10/10/2014

Presos Políticos


MOSSORÓ E OS PRESOS POLÍTICOS DO 1º DE MAIO

Por: Gileno Guanabara, sócio efetivo do IHGRN

A cidade de Mossoró já não se lembra, não faz ideia de como aconteceu, nem faz tanto tempo. Foi na madrugada do dia 1º de maio, Dia do Trabalhador, do ano de 1970. Ao amanhecer o dia, a notícia se espalhou: dois bancários e três que se diziam camponeses tinham sido presos juntos, durante a madrugada, por policiais do esquadrão militar. O flagrante se dera no instante em que distribuíam um manifesto apócrifo, em comemoração ao dia do trabalhador, cuja cópia era enfiada nas brechas das portas de quem era trabalhador e, naquela hora, dormia. O texto do panfleto exaltava a comemoração da data e exortava os trabalhadores a resistirem à ditadura. Os bancários eram Jonas e Ricardo, filhos de famílias simples, natural de Aracati e de Natal, respectivamente, ambos escriturários do Banco do Brasil, lotados na Agência de Mossoró. Hoje passado tanto tempo, estão aposentados.  Os camponeses atendiam pelos codinomes Baraúna, Santa Cruz e Da Fé, e seus nomes verdadeiros eram: Francisco Aurélio, Lourival Alves e José Henrique. Dois nascidos no povoado de Jucuri e, o terceiro, na cidade de Apodi, nos altos da Chapada que tem o mesmo nome. Deles não se teve mais notícia.
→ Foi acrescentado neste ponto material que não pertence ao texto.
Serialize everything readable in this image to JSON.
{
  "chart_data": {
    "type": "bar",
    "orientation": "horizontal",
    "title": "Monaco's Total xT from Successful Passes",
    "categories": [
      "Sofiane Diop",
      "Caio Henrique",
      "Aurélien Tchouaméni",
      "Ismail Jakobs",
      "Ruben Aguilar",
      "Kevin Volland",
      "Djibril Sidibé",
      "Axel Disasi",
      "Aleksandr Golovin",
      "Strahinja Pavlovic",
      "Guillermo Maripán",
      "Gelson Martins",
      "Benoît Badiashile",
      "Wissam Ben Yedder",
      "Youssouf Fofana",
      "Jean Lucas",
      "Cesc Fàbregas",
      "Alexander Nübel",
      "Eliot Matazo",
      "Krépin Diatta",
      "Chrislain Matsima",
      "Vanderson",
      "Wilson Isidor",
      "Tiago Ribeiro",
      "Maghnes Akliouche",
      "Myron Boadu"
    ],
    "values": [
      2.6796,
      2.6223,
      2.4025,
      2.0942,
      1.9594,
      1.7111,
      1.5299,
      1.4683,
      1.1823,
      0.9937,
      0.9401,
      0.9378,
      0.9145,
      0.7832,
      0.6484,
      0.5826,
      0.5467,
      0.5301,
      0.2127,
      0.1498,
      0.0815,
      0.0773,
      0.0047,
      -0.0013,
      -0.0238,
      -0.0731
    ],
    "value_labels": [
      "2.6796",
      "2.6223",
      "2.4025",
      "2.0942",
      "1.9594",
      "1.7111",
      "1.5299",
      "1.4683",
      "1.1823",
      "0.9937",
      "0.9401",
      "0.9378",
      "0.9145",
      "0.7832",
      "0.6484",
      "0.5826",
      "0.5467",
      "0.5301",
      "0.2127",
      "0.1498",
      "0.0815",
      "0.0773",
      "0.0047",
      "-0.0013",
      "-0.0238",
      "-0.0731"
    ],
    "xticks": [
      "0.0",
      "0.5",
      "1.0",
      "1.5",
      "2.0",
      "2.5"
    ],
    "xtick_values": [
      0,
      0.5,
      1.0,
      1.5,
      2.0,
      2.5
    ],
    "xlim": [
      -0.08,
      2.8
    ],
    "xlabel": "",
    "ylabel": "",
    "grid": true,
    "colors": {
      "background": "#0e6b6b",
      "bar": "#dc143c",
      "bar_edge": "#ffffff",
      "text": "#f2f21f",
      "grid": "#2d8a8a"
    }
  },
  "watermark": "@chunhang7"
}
Cientificado da prisão, Cortez Pereira, então Governador do Estado, deslocou o Coronel Edmilson Holanda, chefe do Gabinete Militar, para efeito de, ainda pela manhã trasladar os presos para Natal e alojá-los em celas do Quartel da Polícia Militar. Dado o caráter atentatório aos preceitos da Lei de Segurança Nacional então vigente (Decreto-Lei nº 898/69), a ocorrência foi imediatamente comunicada as autoridades da 7ª Circunscrição da Justiça Militar, no Recife, a quem competia processá-los e julgá-los.
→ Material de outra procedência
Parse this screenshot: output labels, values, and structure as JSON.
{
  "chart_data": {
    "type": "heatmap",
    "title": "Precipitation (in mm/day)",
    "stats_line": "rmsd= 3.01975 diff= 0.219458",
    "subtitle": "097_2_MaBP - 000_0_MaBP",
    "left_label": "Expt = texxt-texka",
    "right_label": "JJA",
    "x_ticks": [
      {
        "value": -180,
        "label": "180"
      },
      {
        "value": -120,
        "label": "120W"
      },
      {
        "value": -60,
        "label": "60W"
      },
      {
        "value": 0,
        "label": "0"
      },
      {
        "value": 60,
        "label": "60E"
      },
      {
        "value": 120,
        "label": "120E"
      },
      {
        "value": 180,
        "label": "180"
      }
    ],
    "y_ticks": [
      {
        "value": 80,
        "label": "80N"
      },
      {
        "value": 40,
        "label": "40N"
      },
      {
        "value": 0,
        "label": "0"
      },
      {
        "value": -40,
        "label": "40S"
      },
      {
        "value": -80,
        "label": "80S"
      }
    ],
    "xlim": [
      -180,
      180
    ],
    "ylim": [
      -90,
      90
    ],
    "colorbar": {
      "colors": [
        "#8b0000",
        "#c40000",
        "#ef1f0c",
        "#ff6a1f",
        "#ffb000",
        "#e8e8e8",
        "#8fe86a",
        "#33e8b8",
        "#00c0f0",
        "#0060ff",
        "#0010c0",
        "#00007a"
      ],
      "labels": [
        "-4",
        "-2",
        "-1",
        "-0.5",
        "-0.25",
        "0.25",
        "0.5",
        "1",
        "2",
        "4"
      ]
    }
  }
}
A denúncia que o Auditor Militar da 7ª Auditoria atribuiu aos acusados referia-se à infringência da Lei de Segurança Nacional. A defesa coube as Dra. Mércia Albuquerque e, no final, a Dra. Elizabeth Diniz. Ocorreram as audiências de instrução, no Recife. No mês de agosto, o Conselho Judiciário da Auditoria se reuniu e decidiu pela improcedência da denúncia e absolveu os três camponeses e um dos bancários, Jonas, os quais foram libertados imediatamente. O bancário Ricardo foi condenado a dez meses de reclusão, preso recorreu ao Superior Tribunal Militar-STM. Em relação a parte da sentença que os absolveu, o Ministério Público Militar também recorreu.

Somente em fevereiro de 1976, o STM, reunido em sessão secreta, sob a Presidência do Ministro Tenente-Brigadeiro do Ar, Carlos Alberto Huet de Oliveira Sampaio, (Apelação Nº 38.216/70), por maioria de votos, negou provimento ao recurso do Ministério Público e manteve a sentença na parte que não condenou. Para os Ministros Faber Cintra, Honório Magalhães e Sylvio Moutinho, que manifestaram votos divergentes, mas foram vencidos, era de ser mantida a parte condenatória da sentença em relação a um dos acusados, como também se proclamaram pela sua reforma, a fim de rever a absolvição dos demais e condená-los a igual pena. Ao apreciar o recurso impetrado por parte do bancário apenado, a decisão do STM foi pelo acolhimento, para efeito de também absolvê-lo da acusação, contrariamente aos votos divergentes. O bancário Ricardo já cumprira integralmente a pena e já se achava em liberdade.

Integravam a composição do STM e participaram do julgamento os Ministros Amarílio Salgado (Relator), Jurandyr de Bizarria Mamede (revisor), Alcides Carneiro, Syseno Sarmento, Faber Cintra, Rodrigo Octávio Jordão Ramos, Honório Pinto Pereira de Magalhães Neto e dos Ministros cujos votos foram vencidos.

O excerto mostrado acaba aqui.